Study guide: Trash talk, Part 2

Brush up on Java terms, review homework assignments, and read Jeff’s answers to student questions

Glossary of terms

phantom reference
A reference to a referent from inside a PhantomReference object. The garbage collector does not clear phantom references. The program must do so, by calling Reference‘s clear() method.
reference object
A SoftReference, WeakReference, or PhantomReference object — or any object created from any new subclass of the Reference class.
reference queue
A “first-in-first-out” data structure that holds references to Reference subclass objects. The garbage collector places those references on the queue by calling Reference‘s enqueue() method.
referent
An object that is softly, weakly, or phantomly referenced from inside a SoftReference, WeakReference, or PhantomReference object, respectively.
soft reference
A reference to a referent from inside a SoftReference object. The garbage collector has the option of clearing soft references when heap memory is low.
weak reference
A reference to a referent from inside a WeakReference object. The garbage collector always clears weak references.

Homework

Rewrite WeakReferenceDemo to use the WeakHashMap class. How does the resulting program differ from what appears in the article?

Answers to last month’s homework

Last month, I presented three questions. Here are those questions and their answers:

  1. Why is it beneficial that Java, rather than the developer, frees objects?
  2. Java, not the developer, should free objects because the developer might either forget to free objects (which can cause a memory leak) or attempt to free objects that have already been freed (which might crash the program).

  3. Write a program that demonstrates how you can run out of memory in Java. What happens when you run out of memory?
  4. OM.java below presents source code to an OM (out of memory) application that demonstrates running out of memory. At some point, the JVM terminates the program and throws a java.lang.OutOfMemoryError object. (That object is a special exception. You will learn about exceptions in a future article.)

    OM.java

    // OM.java
    // A demonstration of a program running out of memory.
    class MemBlock
    {
       char [] memory;
       MemBlock next;
    }
    class OM
    {
       public static void main (String [] args)
       {
          MemBlock first = null;
          for (int i = 0; i < 10000; i++)
          {
               MemBlock temp = new MemBlock ();
               temp.memory = new char [100000];
               temp.next = first;
               first = temp;
          }
       }
    }
    

    To run out of memory, OM attempts to create a chain of 10,000 MemBlock objects. Each such object has a memory field containing 100,000 bytes. Apart from overhead, those figures indicate that OM requires 10,000 objects x 100,000 bytes x 2 bytes (two bytes per character) — for each object — or 2 billion bytes of heap memory. Most likely, your computer doesn’t have that much heap memory to play with. If it does, try increasing either or both 10000 and 100000 in the OM source code.

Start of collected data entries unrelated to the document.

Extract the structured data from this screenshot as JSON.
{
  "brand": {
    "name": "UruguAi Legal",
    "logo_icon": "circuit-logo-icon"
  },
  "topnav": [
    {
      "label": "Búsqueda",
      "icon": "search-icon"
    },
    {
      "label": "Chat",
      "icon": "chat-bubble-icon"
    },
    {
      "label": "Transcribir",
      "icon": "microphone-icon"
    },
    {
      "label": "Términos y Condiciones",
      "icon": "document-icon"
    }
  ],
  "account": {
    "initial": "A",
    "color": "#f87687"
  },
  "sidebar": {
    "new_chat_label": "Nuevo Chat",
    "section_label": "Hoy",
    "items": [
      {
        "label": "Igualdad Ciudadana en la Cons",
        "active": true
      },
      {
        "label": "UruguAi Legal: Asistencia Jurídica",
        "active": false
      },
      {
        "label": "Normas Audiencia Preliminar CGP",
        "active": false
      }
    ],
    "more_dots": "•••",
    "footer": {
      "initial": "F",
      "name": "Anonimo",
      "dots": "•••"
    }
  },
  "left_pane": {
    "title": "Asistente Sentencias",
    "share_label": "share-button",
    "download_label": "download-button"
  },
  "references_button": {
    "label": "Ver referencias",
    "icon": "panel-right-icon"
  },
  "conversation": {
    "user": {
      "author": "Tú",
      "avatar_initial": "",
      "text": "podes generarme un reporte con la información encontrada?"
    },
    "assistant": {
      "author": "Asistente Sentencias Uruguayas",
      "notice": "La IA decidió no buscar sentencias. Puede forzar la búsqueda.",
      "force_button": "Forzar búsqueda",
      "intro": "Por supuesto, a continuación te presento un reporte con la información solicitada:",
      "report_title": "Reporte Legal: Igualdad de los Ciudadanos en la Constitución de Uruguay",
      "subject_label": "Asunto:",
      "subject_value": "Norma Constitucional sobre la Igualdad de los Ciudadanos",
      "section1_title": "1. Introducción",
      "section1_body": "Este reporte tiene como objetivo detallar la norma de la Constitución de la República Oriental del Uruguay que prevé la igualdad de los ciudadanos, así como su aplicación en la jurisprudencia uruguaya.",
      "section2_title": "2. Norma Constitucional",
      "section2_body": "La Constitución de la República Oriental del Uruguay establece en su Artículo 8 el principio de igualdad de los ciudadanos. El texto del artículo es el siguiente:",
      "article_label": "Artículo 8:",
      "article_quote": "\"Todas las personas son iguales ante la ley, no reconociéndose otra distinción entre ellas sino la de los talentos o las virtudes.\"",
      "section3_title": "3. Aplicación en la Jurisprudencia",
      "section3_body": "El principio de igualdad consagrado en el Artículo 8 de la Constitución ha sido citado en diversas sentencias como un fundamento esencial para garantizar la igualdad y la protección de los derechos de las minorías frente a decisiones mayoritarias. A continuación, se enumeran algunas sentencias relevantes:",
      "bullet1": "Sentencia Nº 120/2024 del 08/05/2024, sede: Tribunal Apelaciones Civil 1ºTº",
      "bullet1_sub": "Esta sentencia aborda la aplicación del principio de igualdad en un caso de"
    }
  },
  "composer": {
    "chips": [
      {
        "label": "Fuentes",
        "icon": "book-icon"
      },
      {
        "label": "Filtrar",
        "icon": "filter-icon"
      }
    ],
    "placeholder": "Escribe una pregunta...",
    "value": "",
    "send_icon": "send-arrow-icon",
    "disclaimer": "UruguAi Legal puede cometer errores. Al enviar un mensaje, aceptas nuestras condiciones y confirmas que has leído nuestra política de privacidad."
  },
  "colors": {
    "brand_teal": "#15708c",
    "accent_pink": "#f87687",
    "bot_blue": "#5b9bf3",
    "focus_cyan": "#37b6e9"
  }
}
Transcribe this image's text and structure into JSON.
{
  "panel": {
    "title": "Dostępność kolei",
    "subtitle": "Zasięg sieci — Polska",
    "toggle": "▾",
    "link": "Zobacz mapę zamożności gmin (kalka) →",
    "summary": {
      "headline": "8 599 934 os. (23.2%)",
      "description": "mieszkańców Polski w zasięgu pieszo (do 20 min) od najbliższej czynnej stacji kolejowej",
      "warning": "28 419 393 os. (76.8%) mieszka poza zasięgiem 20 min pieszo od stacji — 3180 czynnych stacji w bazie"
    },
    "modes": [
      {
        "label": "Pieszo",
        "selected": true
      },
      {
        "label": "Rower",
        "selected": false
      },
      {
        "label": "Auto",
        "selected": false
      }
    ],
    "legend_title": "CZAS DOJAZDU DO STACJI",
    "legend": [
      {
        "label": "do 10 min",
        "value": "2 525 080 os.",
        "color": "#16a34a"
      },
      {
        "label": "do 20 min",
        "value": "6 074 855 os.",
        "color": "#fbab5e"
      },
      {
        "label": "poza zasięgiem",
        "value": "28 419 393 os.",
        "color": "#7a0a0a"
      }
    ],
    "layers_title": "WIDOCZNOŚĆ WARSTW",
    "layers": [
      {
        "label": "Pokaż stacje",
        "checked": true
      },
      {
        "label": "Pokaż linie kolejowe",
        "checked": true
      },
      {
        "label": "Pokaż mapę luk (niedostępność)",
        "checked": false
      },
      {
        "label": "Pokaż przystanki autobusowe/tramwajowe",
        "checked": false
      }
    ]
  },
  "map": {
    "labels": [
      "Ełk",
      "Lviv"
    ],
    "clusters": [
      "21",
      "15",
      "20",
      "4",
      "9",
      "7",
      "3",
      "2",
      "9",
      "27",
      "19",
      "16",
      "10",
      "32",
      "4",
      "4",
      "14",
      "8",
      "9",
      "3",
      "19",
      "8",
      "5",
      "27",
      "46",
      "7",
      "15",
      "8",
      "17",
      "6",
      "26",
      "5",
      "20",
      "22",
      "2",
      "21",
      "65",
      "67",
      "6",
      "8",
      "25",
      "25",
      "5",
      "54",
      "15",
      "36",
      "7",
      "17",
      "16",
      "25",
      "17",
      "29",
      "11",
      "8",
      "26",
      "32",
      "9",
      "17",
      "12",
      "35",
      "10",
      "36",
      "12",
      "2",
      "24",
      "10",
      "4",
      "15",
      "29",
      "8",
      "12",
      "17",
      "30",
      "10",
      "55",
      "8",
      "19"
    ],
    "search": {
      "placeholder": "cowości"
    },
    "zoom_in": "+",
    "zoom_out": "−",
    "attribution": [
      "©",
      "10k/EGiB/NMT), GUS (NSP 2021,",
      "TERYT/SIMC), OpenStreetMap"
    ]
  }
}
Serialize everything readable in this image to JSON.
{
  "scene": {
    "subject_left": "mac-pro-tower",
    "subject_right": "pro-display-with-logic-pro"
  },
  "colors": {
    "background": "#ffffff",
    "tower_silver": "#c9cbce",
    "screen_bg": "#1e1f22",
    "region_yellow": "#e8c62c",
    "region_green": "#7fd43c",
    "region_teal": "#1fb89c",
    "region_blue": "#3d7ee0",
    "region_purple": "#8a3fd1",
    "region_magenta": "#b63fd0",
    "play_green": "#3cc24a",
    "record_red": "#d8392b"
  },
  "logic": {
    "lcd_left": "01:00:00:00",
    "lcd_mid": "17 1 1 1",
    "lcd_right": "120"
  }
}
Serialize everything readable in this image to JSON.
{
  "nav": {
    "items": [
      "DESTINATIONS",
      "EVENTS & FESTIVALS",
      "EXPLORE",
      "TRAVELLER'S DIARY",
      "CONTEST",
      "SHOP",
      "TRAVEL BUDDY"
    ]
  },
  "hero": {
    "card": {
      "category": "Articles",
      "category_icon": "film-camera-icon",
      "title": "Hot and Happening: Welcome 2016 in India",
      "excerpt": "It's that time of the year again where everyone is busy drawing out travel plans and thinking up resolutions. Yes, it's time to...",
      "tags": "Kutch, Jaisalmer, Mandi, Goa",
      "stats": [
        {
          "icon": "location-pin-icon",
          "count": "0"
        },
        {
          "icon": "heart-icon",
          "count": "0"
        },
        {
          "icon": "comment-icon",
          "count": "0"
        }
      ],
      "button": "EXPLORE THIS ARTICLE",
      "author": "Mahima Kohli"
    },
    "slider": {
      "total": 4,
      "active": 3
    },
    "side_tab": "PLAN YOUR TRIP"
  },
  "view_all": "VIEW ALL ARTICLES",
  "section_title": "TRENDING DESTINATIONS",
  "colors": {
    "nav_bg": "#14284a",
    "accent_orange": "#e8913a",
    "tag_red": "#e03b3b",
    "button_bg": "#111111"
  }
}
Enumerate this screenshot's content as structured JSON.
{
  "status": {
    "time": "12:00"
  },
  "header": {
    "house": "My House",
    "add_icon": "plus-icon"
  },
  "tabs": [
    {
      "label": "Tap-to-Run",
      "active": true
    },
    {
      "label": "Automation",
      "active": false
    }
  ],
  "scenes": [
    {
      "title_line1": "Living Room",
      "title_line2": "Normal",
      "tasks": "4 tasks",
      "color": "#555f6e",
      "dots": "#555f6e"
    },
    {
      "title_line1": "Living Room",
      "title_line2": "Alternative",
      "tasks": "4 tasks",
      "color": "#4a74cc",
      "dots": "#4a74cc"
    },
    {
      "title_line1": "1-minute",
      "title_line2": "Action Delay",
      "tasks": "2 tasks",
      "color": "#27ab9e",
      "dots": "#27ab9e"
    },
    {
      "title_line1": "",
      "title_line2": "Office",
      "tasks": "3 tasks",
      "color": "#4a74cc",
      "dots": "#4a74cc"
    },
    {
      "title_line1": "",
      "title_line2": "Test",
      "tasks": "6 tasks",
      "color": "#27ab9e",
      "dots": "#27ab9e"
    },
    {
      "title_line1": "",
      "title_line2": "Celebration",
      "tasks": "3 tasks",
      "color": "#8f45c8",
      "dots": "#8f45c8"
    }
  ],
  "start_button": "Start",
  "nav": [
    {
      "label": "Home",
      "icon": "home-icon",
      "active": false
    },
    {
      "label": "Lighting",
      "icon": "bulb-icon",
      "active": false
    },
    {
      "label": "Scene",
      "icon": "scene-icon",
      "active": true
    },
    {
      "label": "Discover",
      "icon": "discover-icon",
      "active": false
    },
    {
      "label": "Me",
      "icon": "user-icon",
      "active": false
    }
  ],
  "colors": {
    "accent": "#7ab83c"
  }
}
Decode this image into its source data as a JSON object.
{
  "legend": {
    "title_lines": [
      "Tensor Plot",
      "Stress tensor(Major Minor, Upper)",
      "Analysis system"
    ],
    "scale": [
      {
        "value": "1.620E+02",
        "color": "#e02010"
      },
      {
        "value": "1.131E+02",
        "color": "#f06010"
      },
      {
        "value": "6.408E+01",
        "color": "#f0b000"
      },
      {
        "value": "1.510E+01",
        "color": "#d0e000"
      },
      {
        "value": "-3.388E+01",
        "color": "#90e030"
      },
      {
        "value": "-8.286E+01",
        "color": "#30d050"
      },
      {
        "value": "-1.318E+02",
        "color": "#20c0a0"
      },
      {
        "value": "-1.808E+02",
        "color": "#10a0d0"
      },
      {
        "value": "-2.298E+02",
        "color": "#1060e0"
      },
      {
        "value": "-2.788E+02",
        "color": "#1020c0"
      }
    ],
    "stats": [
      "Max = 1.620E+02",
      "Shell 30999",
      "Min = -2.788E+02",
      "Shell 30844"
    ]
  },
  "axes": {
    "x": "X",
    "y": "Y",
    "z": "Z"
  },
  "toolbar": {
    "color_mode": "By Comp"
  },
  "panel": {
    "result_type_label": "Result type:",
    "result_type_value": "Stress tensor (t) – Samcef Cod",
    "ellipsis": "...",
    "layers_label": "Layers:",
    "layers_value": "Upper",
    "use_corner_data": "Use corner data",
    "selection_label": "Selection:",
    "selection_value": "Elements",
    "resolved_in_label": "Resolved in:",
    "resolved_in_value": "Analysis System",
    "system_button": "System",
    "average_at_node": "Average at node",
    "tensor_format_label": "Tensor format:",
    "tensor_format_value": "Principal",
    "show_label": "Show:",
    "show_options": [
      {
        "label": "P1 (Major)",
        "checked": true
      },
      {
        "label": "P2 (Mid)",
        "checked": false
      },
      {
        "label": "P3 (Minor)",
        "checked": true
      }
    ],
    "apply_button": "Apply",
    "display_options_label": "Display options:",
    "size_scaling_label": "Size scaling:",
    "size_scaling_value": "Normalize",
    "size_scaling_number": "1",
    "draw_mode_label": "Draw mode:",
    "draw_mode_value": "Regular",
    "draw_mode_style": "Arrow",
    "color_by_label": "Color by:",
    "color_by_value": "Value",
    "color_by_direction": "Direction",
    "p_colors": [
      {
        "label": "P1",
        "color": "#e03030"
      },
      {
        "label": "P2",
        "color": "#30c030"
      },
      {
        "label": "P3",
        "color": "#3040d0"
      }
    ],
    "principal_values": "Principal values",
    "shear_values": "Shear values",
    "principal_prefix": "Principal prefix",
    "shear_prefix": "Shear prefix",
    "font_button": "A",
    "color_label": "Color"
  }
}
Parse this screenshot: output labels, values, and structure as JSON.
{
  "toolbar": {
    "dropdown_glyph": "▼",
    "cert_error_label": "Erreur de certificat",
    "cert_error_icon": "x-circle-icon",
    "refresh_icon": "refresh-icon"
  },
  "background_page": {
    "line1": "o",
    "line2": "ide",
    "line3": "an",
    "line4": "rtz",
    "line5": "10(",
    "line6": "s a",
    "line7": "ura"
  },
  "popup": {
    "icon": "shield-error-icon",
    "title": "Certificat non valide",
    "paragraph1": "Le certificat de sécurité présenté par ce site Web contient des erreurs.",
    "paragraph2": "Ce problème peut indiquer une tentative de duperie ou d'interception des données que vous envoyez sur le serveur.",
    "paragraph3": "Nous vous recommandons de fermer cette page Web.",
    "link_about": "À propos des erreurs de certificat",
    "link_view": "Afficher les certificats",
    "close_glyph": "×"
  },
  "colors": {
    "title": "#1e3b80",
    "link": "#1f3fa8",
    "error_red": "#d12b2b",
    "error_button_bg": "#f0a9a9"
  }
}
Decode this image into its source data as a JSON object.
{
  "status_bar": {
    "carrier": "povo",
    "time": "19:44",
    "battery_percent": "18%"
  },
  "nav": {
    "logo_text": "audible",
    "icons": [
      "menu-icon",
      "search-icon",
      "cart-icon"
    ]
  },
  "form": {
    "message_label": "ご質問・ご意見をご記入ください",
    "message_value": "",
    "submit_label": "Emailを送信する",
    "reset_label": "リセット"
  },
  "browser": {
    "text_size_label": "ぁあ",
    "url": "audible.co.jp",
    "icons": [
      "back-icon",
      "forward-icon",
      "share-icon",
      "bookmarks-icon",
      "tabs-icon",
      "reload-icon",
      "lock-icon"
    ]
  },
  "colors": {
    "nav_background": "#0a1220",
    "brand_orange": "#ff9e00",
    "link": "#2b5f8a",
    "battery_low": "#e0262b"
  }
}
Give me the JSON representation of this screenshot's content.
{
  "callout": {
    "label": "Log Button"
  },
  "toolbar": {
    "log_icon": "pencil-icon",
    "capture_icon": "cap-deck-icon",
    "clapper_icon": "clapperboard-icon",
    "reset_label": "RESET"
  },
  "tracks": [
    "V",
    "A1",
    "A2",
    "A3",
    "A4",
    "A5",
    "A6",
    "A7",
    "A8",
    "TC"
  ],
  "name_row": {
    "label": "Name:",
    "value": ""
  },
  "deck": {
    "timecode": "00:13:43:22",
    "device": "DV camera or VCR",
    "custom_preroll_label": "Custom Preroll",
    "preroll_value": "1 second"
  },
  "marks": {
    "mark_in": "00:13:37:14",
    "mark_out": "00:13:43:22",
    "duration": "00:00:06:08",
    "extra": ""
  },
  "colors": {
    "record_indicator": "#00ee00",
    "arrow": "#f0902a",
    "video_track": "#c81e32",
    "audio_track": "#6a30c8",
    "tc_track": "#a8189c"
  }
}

  5. What is a disadvantage to a generational garbage collector? (Hint: Why does the Train algorithm exist?)
  6. When garbage collectors, including most generational garbage collectors, run, a program must stop execution until the garbage collector completes. That leads to unpredictable delays in a program’s execution. The Train algorithm serves as an extension to a generational garbage collector and can remove those delays from the garbage collection process.